Wauwatosa OKs labor contracts after hot debate

Published on: 4/19/2011

Wauwatosa — The Wauwatosa Common Council reversed itself late Tuesday and approved three public employee labor contracts aldermen had rejected a month before.

The decision came in the context of a supercharged political environment in the hometown of Gov. Scott Walker, with some of the dozens of speakers from the city urging officials to reject the contracts until Walker's budget-repair bill goes into effect, and others echoing union demonstrators' support of bargaining rights.

Aldermen were still speaking about the decision as of 11 p.m., but when the vote was taken at 11:10, the result was 8-7 in favor of the contracts.

Ald. Dennis McBride, one of five who sought the special meeting to discuss the contracts, referred to Wauwatosa as a "deeply divided city."

Ald.

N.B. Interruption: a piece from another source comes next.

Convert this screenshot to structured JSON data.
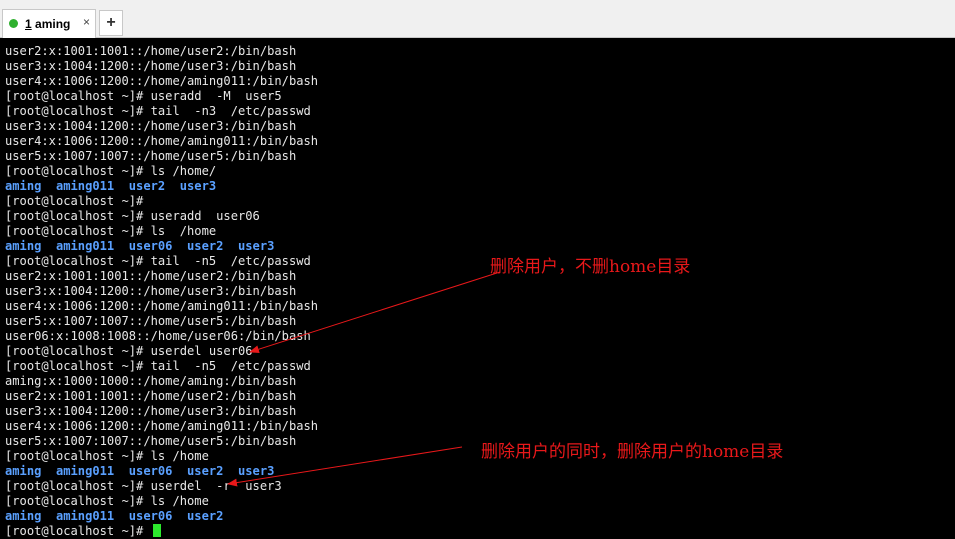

Cheryl Berdan, who works in Walker's Milwaukee office, urged that the contracts be rejected, pointing out that the city voted in favor of Justice David Prosser in the recent Supreme Court election - one that many viewed as a referendum on Walker's budget plans.

City Administrator James Archambo, responding to questions from aldermen, said the contracts constituted "a vastly subtler issue and a vastly closer call" than the partisan debates over it suggested.

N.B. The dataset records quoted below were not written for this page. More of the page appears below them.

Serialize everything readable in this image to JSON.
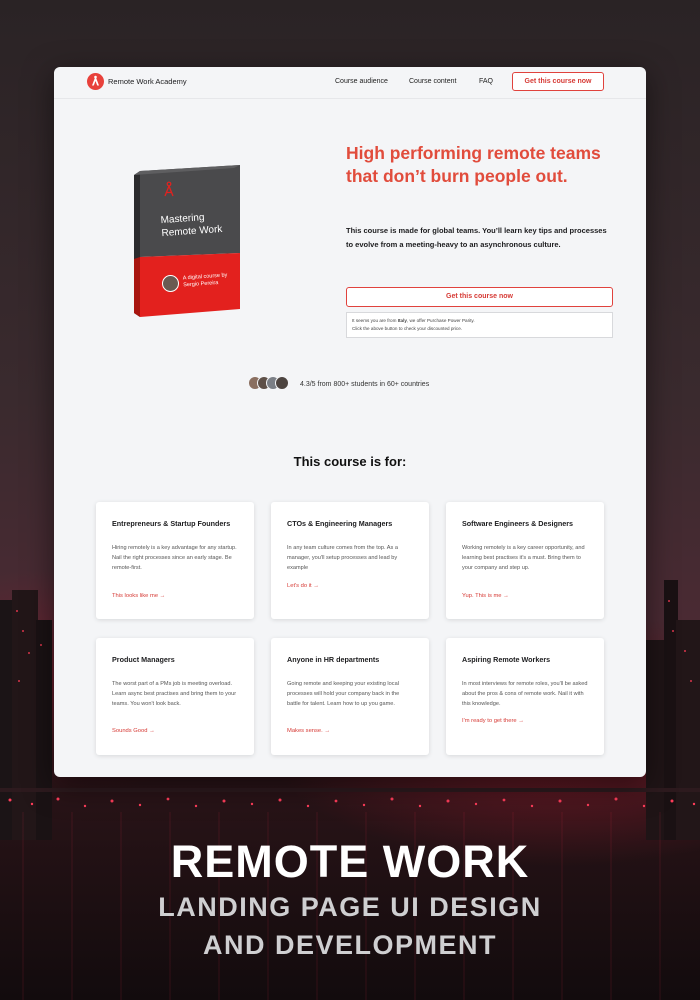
{
  "nav": {
    "brand": "Remote Work Academy",
    "links": [
      "Course audience",
      "Course content",
      "FAQ"
    ],
    "cta": "Get this course now"
  },
  "product": {
    "title_line1": "Mastering",
    "title_line2": "Remote Work",
    "subtitle_line1": "A digital course by",
    "subtitle_line2": "Sergio Pereira"
  },
  "hero": {
    "title": "High performing remote teams that don’t burn people out.",
    "description": "This course is made for global teams. You’ll learn key tips and processes to evolve from a meeting-heavy to an asynchronous culture.",
    "cta": "Get this course now",
    "ppp_prefix": "It seems you are from ",
    "ppp_country": "Italy",
    "ppp_suffix": ", we offer Purchase Power Parity.",
    "ppp_line2": "Click the above button to check your discounted price."
  },
  "social_proof": {
    "rating": "4.3/5 from 800+ students in 60+ countries"
  },
  "audience": {
    "title": "This course is for:",
    "cards": [
      {
        "title": "Entrepreneurs & Startup Founders",
        "body": "Hiring remotely is a key advantage for any startup. Nail the right processes since an early stage. Be remote-first.",
        "link": "This looks like me →"
      },
      {
        "title": "CTOs & Engineering Managers",
        "body": "In any team culture comes from the top. As a manager, you'll setup processes and lead by example",
        "link": "Let's do it →"
      },
      {
        "title": "Software Engineers & Designers",
        "body": "Working remotely is a key career opportunity, and learning best practises it's a must. Bring them to your company and step up.",
        "link": "Yup. This is me →"
      },
      {
        "title": "Product Managers",
        "body": "The worst part of a PMs job is meeting overload. Learn async best practises and bring them to your teams. You won't look back.",
        "link": "Sounds Good →"
      },
      {
        "title": "Anyone in HR departments",
        "body": "Going remote and keeping your existing local processes will hold your company back in the battle for talent. Learn how to up you game.",
        "link": "Makes sense. →"
      },
      {
        "title": "Aspiring Remote Workers",
        "body": "In most interviews for remote roles, you'll be asked about the pros & cons of remote work. Nail it with this knowledge.",
        "link": "I'm ready to get there →"
      }
    ]
  },
  "footer": {
    "title": "REMOTE WORK",
    "line1": "LANDING PAGE UI DESIGN",
    "line2": "AND DEVELOPMENT"
  },
  "colors": {
    "accent": "#e14c3c",
    "page_bg": "#f4f5f7"
  },
  "icons": [
    "logo-icon",
    "arrow-right-icon"
  ]
}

Aldermen who favored the three contracts - which would cover city public works employees, clerical staff and dispatchers - argued they'd save the city money.

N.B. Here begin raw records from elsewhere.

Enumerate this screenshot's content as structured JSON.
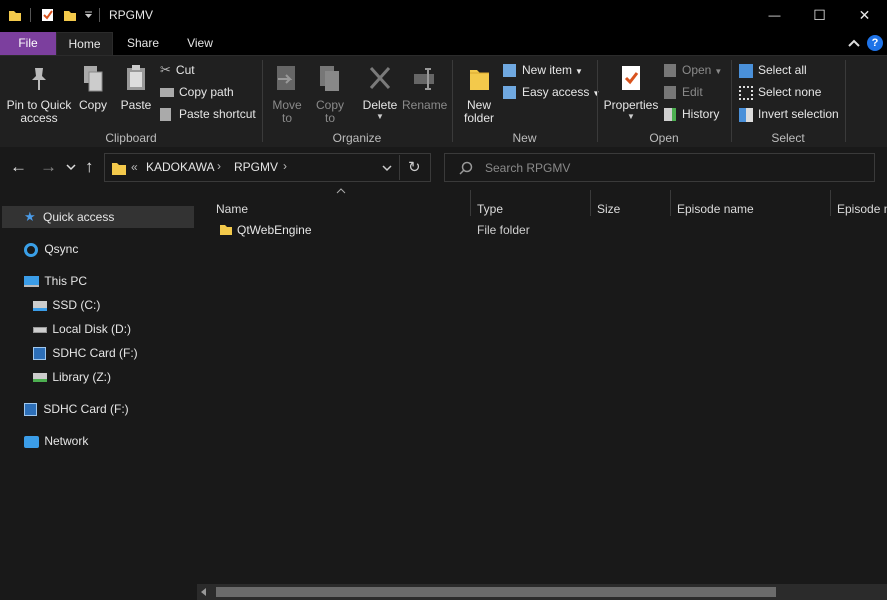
{
  "window": {
    "title": "RPGMV",
    "controls": {
      "minimize": "—",
      "maximize": "☐",
      "close": "✕"
    }
  },
  "tabs": [
    {
      "label": "File"
    },
    {
      "label": "Home"
    },
    {
      "label": "Share"
    },
    {
      "label": "View"
    }
  ],
  "ribbon": {
    "clipboard": {
      "group_label": "Clipboard",
      "pin_label": "Pin to Quick access",
      "copy_label": "Copy",
      "paste_label": "Paste",
      "cut_label": "Cut",
      "copy_path_label": "Copy path",
      "paste_shortcut_label": "Paste shortcut"
    },
    "organize": {
      "group_label": "Organize",
      "move_to_label": "Move to",
      "copy_to_label": "Copy to",
      "delete_label": "Delete",
      "rename_label": "Rename"
    },
    "new": {
      "group_label": "New",
      "new_folder_label": "New folder",
      "new_item_label": "New item",
      "easy_access_label": "Easy access"
    },
    "open": {
      "group_label": "Open",
      "properties_label": "Properties",
      "open_label": "Open",
      "edit_label": "Edit",
      "history_label": "History"
    },
    "select": {
      "group_label": "Select",
      "select_all_label": "Select all",
      "select_none_label": "Select none",
      "invert_label": "Invert selection"
    }
  },
  "address": {
    "overflow": "«",
    "crumbs": [
      "KADOKAWA",
      "RPGMV"
    ],
    "search_placeholder": "Search RPGMV"
  },
  "nav": {
    "items": [
      {
        "label": "Quick access",
        "icon": "star-icon"
      },
      {
        "label": "Qsync",
        "icon": "qsync-icon"
      },
      {
        "label": "This PC",
        "icon": "pc-icon"
      },
      {
        "label": "SSD (C:)",
        "icon": "drive-icon"
      },
      {
        "label": "Local Disk (D:)",
        "icon": "drive-icon"
      },
      {
        "label": "SDHC Card (F:)",
        "icon": "sdcard-icon"
      },
      {
        "label": "Library (Z:)",
        "icon": "network-drive-icon"
      },
      {
        "label": "SDHC Card (F:)",
        "icon": "sdcard-icon"
      },
      {
        "label": "Network",
        "icon": "network-icon"
      }
    ]
  },
  "columns": [
    "Name",
    "Type",
    "Size",
    "Episode name",
    "Episode n"
  ],
  "files": [
    {
      "name": "QtWebEngine",
      "type": "File folder"
    }
  ],
  "colors": {
    "accent_file_tab": "#7c3f9e",
    "help_icon": "#1e73e8"
  }
}
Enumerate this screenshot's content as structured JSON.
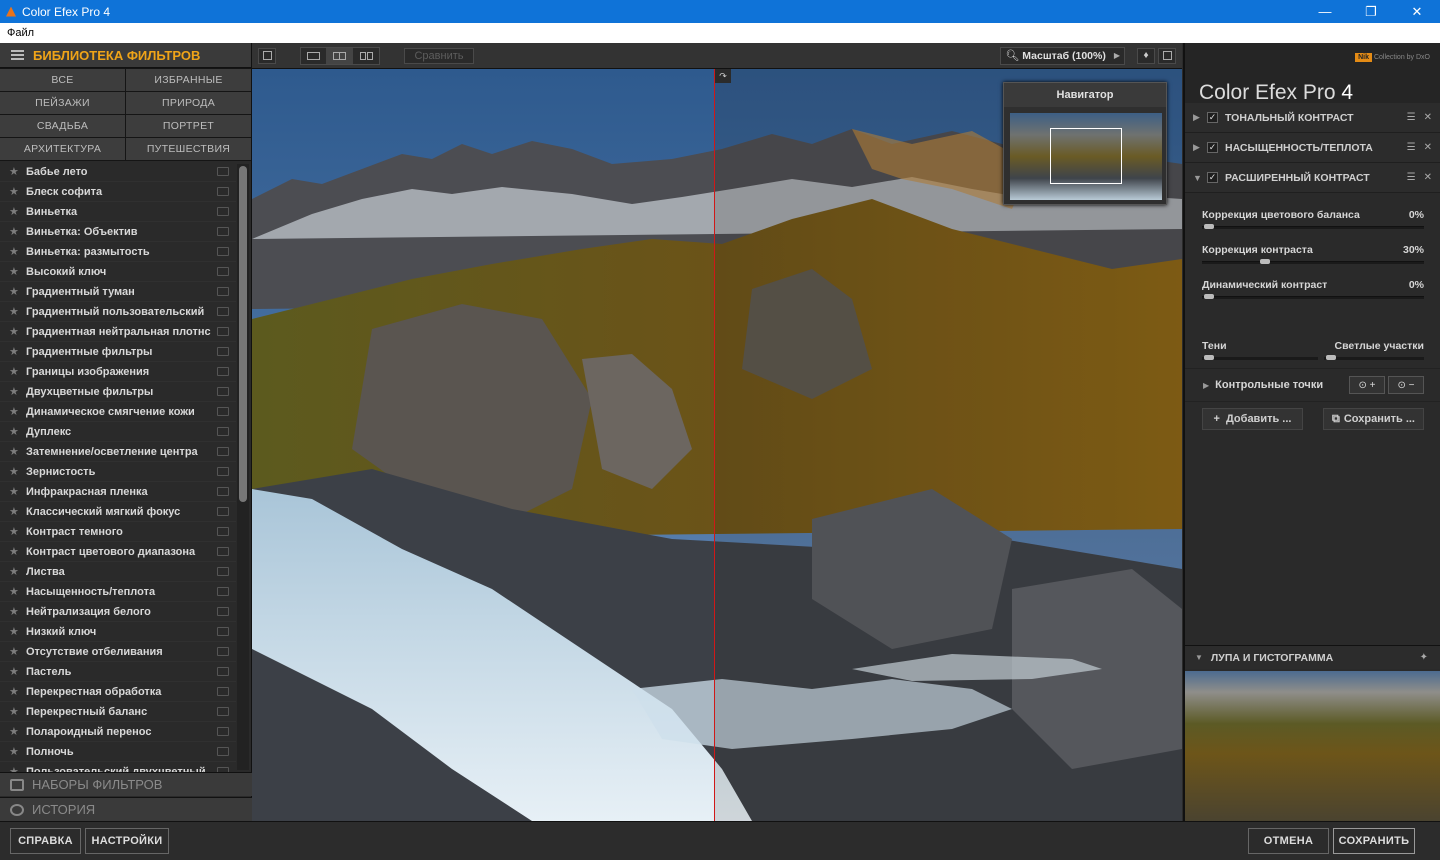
{
  "window": {
    "title": "Color Efex Pro 4",
    "minimize": "—",
    "maximize": "❐",
    "close": "✕"
  },
  "menu": {
    "file": "Файл"
  },
  "library": {
    "title": "БИБЛИОТЕКА ФИЛЬТРОВ",
    "categories": [
      "ВСЕ",
      "ИЗБРАННЫЕ",
      "ПЕЙЗАЖИ",
      "ПРИРОДА",
      "СВАДЬБА",
      "ПОРТРЕТ",
      "АРХИТЕКТУРА",
      "ПУТЕШЕСТВИЯ"
    ],
    "filters": [
      "Бабье лето",
      "Блеск софита",
      "Виньетка",
      "Виньетка: Объектив",
      "Виньетка: размытость",
      "Высокий ключ",
      "Градиентный туман",
      "Градиентный пользовательский",
      "Градиентная нейтральная плотнс",
      "Градиентные фильтры",
      "Границы изображения",
      "Двухцветные фильтры",
      "Динамическое смягчение кожи",
      "Дуплекс",
      "Затемнение/осветление центра",
      "Зернистость",
      "Инфракрасная пленка",
      "Классический мягкий фокус",
      "Контраст темного",
      "Контраст цветового диапазона",
      "Листва",
      "Насыщенность/теплота",
      "Нейтрализация белого",
      "Низкий ключ",
      "Отсутствие отбеливания",
      "Пастель",
      "Перекрестная обработка",
      "Перекрестный баланс",
      "Полароидный перенос",
      "Полночь",
      "Пользовательский двухцветный"
    ],
    "presets": "НАБОРЫ ФИЛЬТРОВ",
    "history": "ИСТОРИЯ"
  },
  "toolbar": {
    "compare": "Сравнить",
    "zoom": "Масштаб (100%)"
  },
  "navigator": {
    "title": "Навигатор"
  },
  "right": {
    "brand": "Color Efex Pro",
    "brand_num": "4",
    "nik": "Nik",
    "nik_sub": "Collection by DxO",
    "effects": [
      "ТОНАЛЬНЫЙ КОНТРАСТ",
      "НАСЫЩЕННОСТЬ/ТЕПЛОТА",
      "РАСШИРЕННЫЙ КОНТРАСТ"
    ],
    "sliders": [
      {
        "name": "Коррекция цветового баланса",
        "value": "0%",
        "level": 0.0
      },
      {
        "name": "Коррекция контраста",
        "value": "30%",
        "level": 0.3
      },
      {
        "name": "Динамический контраст",
        "value": "0%",
        "level": 0.0
      }
    ],
    "shadows": "Тени",
    "highlights": "Светлые участки",
    "control_points": "Контрольные точки",
    "add": "Добавить ...",
    "save": "Сохранить ...",
    "loupe": "ЛУПА И ГИСТОГРАММА"
  },
  "bottom": {
    "help": "СПРАВКА",
    "settings": "НАСТРОЙКИ",
    "cancel": "ОТМЕНА",
    "save": "СОХРАНИТЬ"
  }
}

Their speeches came after spirited testimony from members of the public on both sides of the issue.

The parking lot was jammed and the crowd spilled out into the hallways at City Hall and a separate room with closed-circuit TVs.

And though people opposed to the contracts attended in force - some holding signs complaining about union "bullying" - so did supporters of the contracts wearing pink stickers proclaiming "I support fair contracts."

Both supporters and opponents lined up to speak at the special meeting held to reopen the discussion of the labor contracts.

City resident Mary Braunreiter, who favored the contracts, said not to approve them would be "wasting tax dollars" because of savings to the city included in the proposed collective bargaining agreements.

Greg Fritsch, speaking for the opposition, told aldermen there was "no reason, none, zero" to ratify the contracts and flip-flop on their earlier vote. "Have some stones," he told them.

Gov. Scott Walker has proposed ending most collective bargaining for public employee unions, but the Walker measure would not affect existing contracts. The law setting up those measures is being challenged in court.

On March 15, the council was scheduled to approve a series of labor contracts with local unions. But more than 100 people showed up at City Hall, nearly all of them to oppose the contracts, and the council ended up rejecting the pacts.

Aldermen Donald Birschel and Linda Nikcevich, along with three other aldermen, requested Tuesday's special meeting, saying they were seeking another vote on the contracts because the concessions in the agreements would save the city more money than Walker's measures.

Birschel said the city stands to save about $1.07 million a year under the contracts.

The law, which Walker championed, requires most public employees to pay half the cost of their pensions - typically 5.8% of pay - and 12.6% of health care costs. None of those changes applies to police officers, firefighters, sheriff's deputies or state troopers.

Wauwatosa employees don't participate in the state's health care plan, so that portion of the Walker measures would not apply to them.

But under the proposed contracts, Wauwatosa employees would pay between 10% and 20% of health care costs, Birschel and Nikcevich said.

Retired employees also would pay 5%. Walker's measures don't cover retired workers, Birschel said.

And under the proposed contracts, employees covered under those pacts would start making pension contributions immediately, she said.

The city could have been saving at least $12,000 to $20,000 a week had those contracts been approved last month, Nikcevich said Monday.

Wauwatosa resident Stanley L. Zurawski filed a complaint Monday that the meeting violated state open meetings law, but both aldermen said the law was not violated when they called for the special meeting.

The city has a provision that allows aldermen to file a petition calling for a special session. That's what they did, Nikcevich said.